Anisotropic scintillation indices for low elevation angles

Kurzfassung

This contribution deals with the extension of the flat-earth model to a spherical one. The correlation properties of ionospheric electron density fluctuations responsible for scintillation occurrence are modeled conventionally as the ellipsoidal surfaces of constant value for the autocorrelation. The relative position of such ellipsoids and the radio-wave ray path modulates the scintillation strength and has purely geometrical origin. The information on communication link geometry is used for proper generation of phase screens used further for simulation of wave propagation through randomly inhomogeneous ionosphere. For clarity and simplicity we have used also the single phase screen model and derived the analytic formulas for amplitude and phase scintillation indices following the approach of C. Rino'79. We show that the accounting of the finiteness of earth-/ ionospheric-shell- curvature yields the non-divergent values for scintillation indices at low elevation angles. Additionally to this, the regions of geometric enhancement of scintillation at low elevations appear to be displaced from the corresponding regions predicted within the flat-earth approximation. The found discrepancy is important for proper determination of regions of high scintillation activity at high latitudes, e.g., as regions mapped on sky plots for a certain groundbased receiver.
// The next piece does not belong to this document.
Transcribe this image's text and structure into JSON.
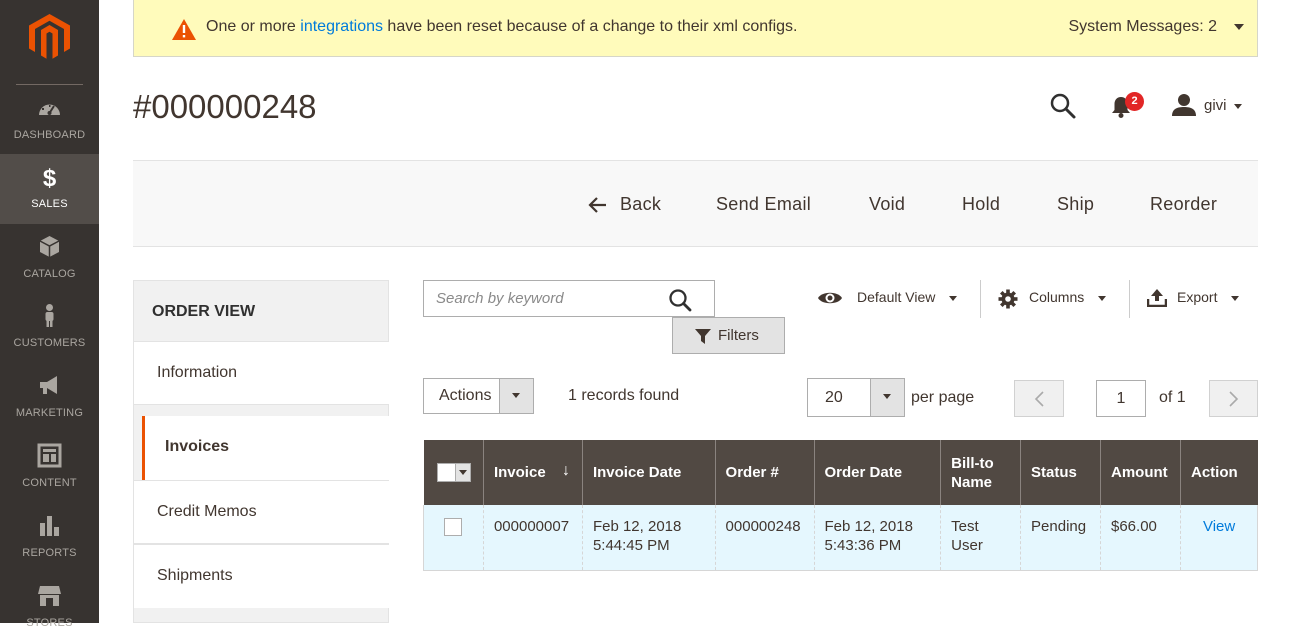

Incorporation of the proposed geometric model in the scintillation climatological models such as the GISM or the WBMOD will be consistent with their extension to low elevation angles and, hence, will be useful for some aforementioned user-cases.

C. L. Rino, "A power law phase screen model for ionospheric scintillation: 1. Weak scatter," Radio Sci., 14, November 1979, pp. 1135-1145, doi: 10.1029/RS014i006p01135.